ASA 129th Meeting - Washington, DC - 1995 May 30 .. Jun 06

2pPP56. Localization suppression and echo suppression aspects of the precedence effect.

Xuefeng Yang

D. Wesley Grantham

Bill Wilkerson Ctr. and Div. of Hear. and Speech Sci., Vanderbilt Univ. School of Medicine, 1114 19th Ave. South, Nashville, TN 37212

The precedence effect is a phenomenon that may occur when a sound from one direction (the lead) is followed within a few milliseconds by the same or a similar sound from another direction (the lag, or the echo). Typically the lag sound is not heard as a separate event and the lag sound cannot be localized. Traditionally these two aspects of precedence (echo suppression and localization suppression) have been assumed to represent the operation of a single mechanism.
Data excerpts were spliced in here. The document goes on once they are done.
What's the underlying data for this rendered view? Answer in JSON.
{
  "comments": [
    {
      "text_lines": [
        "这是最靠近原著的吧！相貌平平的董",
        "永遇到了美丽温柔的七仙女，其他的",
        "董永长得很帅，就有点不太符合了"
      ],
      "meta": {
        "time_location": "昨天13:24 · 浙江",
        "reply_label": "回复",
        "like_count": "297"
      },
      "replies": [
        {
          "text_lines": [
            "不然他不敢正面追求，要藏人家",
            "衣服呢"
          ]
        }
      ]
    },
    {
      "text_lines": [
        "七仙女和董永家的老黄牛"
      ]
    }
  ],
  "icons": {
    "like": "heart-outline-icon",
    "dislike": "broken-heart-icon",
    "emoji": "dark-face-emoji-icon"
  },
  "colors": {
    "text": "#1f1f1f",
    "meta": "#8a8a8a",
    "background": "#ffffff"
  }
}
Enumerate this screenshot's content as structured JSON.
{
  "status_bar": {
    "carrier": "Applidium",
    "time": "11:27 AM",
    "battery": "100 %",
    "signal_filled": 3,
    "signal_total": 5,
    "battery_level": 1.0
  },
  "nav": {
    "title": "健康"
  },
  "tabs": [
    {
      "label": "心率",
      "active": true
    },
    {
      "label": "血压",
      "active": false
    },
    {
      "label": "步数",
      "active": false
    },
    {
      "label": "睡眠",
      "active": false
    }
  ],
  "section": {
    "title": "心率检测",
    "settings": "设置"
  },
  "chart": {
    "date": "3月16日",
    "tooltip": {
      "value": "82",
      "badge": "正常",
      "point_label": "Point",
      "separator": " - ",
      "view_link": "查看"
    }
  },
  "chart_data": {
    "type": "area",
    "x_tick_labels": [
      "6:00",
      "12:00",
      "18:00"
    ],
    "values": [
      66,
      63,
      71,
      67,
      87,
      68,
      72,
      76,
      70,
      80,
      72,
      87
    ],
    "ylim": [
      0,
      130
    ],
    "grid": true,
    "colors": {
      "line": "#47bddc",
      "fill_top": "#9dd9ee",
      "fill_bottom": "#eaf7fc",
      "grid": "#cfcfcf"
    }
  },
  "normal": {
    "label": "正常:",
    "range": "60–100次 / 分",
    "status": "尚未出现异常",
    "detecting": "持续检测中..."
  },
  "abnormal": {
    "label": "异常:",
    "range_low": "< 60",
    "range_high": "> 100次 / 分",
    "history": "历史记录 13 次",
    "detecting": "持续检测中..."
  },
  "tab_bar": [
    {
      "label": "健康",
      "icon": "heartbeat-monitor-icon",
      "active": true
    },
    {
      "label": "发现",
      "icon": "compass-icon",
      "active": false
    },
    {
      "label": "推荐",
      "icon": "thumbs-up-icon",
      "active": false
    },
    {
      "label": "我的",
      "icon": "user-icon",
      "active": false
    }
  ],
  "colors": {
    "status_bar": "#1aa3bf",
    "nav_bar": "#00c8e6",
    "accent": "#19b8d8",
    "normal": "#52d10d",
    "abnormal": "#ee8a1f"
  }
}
The hypothesis is proposed in this study that localization suppression and echo suppression are at least partially independent phenomena. A series of experiments was conducted to test this hypothesis as well as to investigate the acoustic parameters that affect the magnitude of localization suppression and echo suppression. In the first experiment subjects showed a significantly greater degree of echo suppression than of localization suppression when presented with an extended train of lead-lag noise burst pairs. In other experiments it was shown that the magnitude of localization suppression is affected primarily by the degree of spectral overlap of lead and lag sounds, and to a lesser extent by the relative ``localization strength'' of the two sounds [P. L. Divenyi, 1078--1084 (1992)]. [Work supported by NIDCD.]